Cardiovascular diseases (CVDs) have become the leading cause of human death over the world in recent years because of their high incidence rate, disability, and mortality.
Existing detection technologies such as electrocardiography and magnetic resonance imaging are constrained by limitations such as large equipment size, heavy reliance on specialized expertise, and poor portability, making it difficult to meet the needs of early warning and timely diagnosis.
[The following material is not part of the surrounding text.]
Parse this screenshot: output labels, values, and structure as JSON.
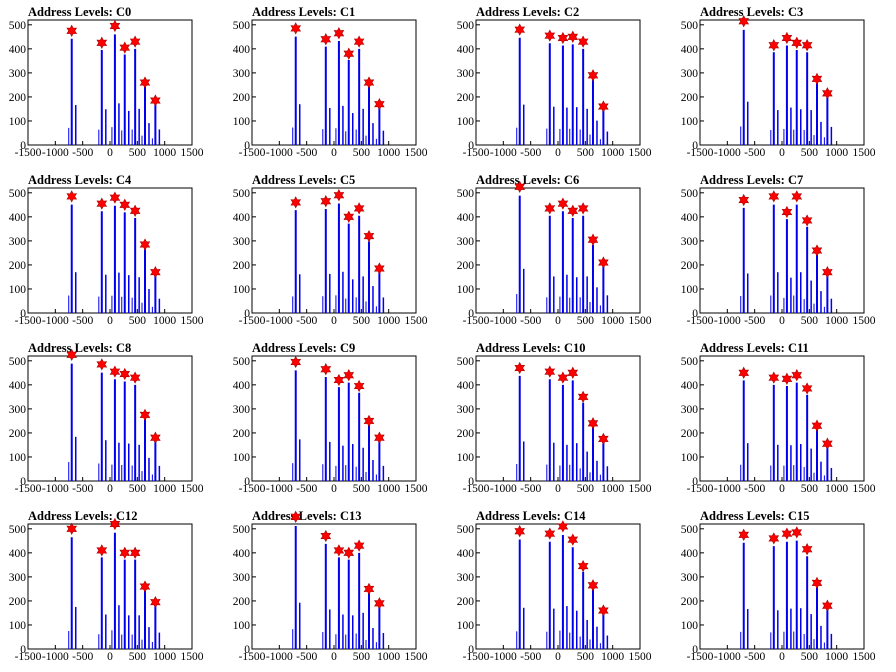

A research team led by Academician Jiang Zhuangde of the Chinese Academy of Engineering and professor at the School of Mechanical Engineering, Xi’an Jiaotong University (XJTU), and Professor Lyu Yi of the First Affiliated Hospital (FAH) of XJTU, co-developed a skin-adaptive focused flexible ultrasonic transducers with microelectromechanical systems (MEMS)-compatible processes. The device conformally adhered to the skin surface and enables noninvasive, real-time, continuous monitoring of multiple hemodynamic parameters, such as blood pressure (BP) waveform, heart rate, and vascular stiffness. The study introduced the skin-adaptive focusing ultrasound (SAFU) method. By leveraging in-phase excitation of full-array elements together with the natural curvature of the skin, the method generated a “football-shaped” acoustic beam that dynamically adjusted to skin curvature and covered typical arterial regions such as digital arteries and the radial artery, enabling high-precision measurement of hemodynamic parameters. The approach greatly simplified the structural and circuit complexity of phased-array technology, enhanced acoustic pressure by 10.8 times, and improved the signal-to-noise ratio by 19.5 dB, offering an ideal pathway for physiological parameter monitoring applications based on ultrasound time-of-flight measurement.
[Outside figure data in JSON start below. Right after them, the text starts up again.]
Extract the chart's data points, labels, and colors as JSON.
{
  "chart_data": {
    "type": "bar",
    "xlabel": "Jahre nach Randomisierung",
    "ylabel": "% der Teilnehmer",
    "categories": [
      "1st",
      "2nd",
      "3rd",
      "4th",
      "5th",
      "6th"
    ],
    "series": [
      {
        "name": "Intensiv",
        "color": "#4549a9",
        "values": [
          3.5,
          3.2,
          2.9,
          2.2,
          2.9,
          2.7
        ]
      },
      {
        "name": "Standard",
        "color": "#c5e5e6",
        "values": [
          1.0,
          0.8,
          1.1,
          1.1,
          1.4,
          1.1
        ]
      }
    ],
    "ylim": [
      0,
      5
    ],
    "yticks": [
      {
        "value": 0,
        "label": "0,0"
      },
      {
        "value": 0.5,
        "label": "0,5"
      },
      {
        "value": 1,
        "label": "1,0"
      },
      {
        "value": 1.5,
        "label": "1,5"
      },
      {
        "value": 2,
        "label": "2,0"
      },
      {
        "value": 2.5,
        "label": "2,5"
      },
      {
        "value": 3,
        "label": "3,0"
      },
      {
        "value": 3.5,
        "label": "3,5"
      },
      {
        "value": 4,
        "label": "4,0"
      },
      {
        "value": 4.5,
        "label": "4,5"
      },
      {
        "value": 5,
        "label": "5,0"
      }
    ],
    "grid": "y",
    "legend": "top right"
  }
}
To address the challenges of poor consistency and difficulty in mass production of flexible ultrasound devices, the team developed a MEMS-compatible fabrication technology. By employing processes such as magnetron sputtering for electrode deposition and femtosecond laser etching for piezoelectric units, manual operation was reduced and device consistency improved. In addition, a UV light–cured hydrogel layer was introduced to enhance acoustic impedance matching and adhesion. The fabricated 6×6 array has a center frequency of 2.4 MHz, with a resonance frequency standard deviation of less than 1.0%, penetration depth exceeding 30 mm, and is suitable for cost-effective mass production.
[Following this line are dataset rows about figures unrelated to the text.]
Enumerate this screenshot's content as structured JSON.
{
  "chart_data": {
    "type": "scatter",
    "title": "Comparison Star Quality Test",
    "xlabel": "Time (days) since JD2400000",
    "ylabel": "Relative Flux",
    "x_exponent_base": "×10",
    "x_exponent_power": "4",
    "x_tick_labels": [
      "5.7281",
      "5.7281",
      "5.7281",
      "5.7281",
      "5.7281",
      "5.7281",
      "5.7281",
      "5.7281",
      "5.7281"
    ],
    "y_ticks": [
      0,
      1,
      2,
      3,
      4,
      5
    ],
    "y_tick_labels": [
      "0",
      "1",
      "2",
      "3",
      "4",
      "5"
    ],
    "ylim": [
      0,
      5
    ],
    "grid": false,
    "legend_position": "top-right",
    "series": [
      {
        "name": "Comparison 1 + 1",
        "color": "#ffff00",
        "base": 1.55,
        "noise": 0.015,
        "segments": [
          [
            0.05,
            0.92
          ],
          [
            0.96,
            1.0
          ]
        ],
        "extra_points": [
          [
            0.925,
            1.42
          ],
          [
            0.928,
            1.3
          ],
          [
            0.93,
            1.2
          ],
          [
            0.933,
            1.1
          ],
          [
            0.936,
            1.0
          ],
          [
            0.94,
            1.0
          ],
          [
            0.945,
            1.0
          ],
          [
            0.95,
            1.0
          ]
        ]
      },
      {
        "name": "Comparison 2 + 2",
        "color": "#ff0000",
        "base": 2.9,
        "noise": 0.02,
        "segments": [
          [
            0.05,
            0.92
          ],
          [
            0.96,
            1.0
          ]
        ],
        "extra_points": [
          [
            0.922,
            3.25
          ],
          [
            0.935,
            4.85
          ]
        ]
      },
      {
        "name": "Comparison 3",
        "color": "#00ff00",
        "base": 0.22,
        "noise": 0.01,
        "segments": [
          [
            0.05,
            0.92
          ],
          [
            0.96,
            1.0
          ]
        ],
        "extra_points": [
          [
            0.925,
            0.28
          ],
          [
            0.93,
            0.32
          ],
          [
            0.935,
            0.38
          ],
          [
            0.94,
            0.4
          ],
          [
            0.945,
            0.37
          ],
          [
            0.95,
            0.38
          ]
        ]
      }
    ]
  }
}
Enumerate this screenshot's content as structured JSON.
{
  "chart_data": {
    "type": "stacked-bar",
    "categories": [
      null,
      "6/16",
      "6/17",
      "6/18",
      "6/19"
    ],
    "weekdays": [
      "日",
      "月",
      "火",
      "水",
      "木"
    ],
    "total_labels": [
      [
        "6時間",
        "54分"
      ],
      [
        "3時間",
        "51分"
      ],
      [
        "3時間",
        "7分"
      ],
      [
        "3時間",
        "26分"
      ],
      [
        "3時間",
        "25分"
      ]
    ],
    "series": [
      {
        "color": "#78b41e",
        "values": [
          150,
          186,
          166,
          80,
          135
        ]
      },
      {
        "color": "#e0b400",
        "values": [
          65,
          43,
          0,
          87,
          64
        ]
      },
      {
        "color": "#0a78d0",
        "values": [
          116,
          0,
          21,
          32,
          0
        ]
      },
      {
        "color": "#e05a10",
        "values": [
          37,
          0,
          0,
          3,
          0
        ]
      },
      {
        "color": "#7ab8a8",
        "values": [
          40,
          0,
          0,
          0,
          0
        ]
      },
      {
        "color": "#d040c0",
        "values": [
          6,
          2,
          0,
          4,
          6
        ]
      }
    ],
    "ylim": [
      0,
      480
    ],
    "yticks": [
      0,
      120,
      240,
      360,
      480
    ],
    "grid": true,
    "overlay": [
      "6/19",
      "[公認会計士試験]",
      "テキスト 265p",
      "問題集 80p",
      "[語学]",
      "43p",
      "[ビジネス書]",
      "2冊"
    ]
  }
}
In terms of applications, the array enables real-time, continuous BP monitoring at multiple sites. In 24-hour monitoring, the systolic and diastolic pressure errors were 1.8 mmHg and 1.1 mmHg, respectively, across a measurement range of 10-350 mmHg, achieving performance comparable to commercial sphygmomanometers. It can also simultaneously monitor BP and heart rate during physical activity (heart rate error ±2 bpm), differentiate cardiac function using the reverse shock index, and diagnose latent cardiovascular disease. Furthermore, it measures vascular stiffness with an error margin of less than 25%, validated in clinical settings.
This achievement, published under the title “Skin-Adaptive-Focused Flexible Micromachined Ultrasound Transducers for Wearable Cardiovascular Health Monitoring” in Science Advances, a sub-journal of Science, was co-authored by XJTU’s PhD candidate Yuan Jiawei and Associate Professor Li Zhikang as first authors. Supported by the National Natural Science Foundation of China and other projects, the innovation provides a new pathway for daily monitoring and early warning of CVDs.